The Apache Spark connector works the latest version of Spark 2.4.x and Spark 3.0.x. It can be used for both SQL Server and Azure SQL Database and is customized for SQL Server and Azure SQL Database for performing big data analytics efficiently. The following document outlines the benefits of using the Spark connector and provides a performance comparison between the JDBC connector and the Spark connector:

https://docs.microsoft.com/en-us/sql/connect/spark/connector?view=sql-server-ver15

To overwrite the data using the Spark connector, we are in overwrite mode, which will drop and recreate the table with the scheme based on the source DataFrame schema, and none of the indexes that were present on that table will be added after the table is recreated.
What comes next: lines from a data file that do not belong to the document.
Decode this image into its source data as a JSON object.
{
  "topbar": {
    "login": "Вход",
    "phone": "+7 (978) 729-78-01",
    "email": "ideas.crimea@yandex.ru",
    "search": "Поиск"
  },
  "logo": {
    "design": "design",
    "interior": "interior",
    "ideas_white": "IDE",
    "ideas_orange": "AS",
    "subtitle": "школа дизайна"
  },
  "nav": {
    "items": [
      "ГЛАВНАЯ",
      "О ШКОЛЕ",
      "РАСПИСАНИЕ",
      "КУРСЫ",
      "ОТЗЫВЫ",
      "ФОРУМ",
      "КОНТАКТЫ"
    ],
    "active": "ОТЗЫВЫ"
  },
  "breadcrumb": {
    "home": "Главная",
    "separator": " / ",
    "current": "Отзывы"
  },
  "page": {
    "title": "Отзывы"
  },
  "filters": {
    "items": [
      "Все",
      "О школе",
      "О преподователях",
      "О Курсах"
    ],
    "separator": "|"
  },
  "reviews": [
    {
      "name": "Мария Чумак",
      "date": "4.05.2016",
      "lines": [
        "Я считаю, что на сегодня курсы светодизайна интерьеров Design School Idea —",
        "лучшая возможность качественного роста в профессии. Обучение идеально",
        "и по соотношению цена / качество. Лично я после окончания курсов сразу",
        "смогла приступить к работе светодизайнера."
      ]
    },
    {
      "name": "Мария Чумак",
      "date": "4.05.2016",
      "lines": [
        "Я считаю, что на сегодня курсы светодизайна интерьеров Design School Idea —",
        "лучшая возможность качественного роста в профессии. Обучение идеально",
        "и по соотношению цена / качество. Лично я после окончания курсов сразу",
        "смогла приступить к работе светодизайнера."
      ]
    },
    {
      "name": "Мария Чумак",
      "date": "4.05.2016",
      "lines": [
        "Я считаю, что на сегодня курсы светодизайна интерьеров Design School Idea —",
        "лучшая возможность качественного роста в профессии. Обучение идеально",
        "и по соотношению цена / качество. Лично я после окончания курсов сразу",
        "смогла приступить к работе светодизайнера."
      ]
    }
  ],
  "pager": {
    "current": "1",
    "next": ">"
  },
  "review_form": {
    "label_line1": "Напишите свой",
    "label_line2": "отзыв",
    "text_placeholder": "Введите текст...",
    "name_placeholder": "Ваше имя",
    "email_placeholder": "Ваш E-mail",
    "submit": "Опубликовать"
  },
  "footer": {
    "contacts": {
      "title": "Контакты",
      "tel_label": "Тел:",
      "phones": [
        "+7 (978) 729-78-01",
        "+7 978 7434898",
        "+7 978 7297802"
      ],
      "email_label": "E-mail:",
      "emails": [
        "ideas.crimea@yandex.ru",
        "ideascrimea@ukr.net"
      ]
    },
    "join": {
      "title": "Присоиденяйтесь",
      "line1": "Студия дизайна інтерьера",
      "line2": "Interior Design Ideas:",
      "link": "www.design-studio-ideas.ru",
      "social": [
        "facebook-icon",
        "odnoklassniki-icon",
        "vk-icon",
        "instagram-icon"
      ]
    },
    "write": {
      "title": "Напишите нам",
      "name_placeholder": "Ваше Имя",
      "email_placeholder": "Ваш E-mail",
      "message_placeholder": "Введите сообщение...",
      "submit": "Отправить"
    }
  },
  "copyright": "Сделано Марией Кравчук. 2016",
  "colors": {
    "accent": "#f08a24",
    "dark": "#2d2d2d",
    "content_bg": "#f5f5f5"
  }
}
If we want to recreate the indexes with overwrite mode, then we need to include the True option (truncate). This option will ensure that after a table is dropped and created, the required index will be created as well.

Just to append data to an existing table, we will use append mode, whereby the existing table will not be dropped or recreated. If the table is not found, it throws an error. This option is used when we are just inserting data into a raw table. If it's a staging table where we want to truncate before load, then we need to use overwrite mode with the truncate option.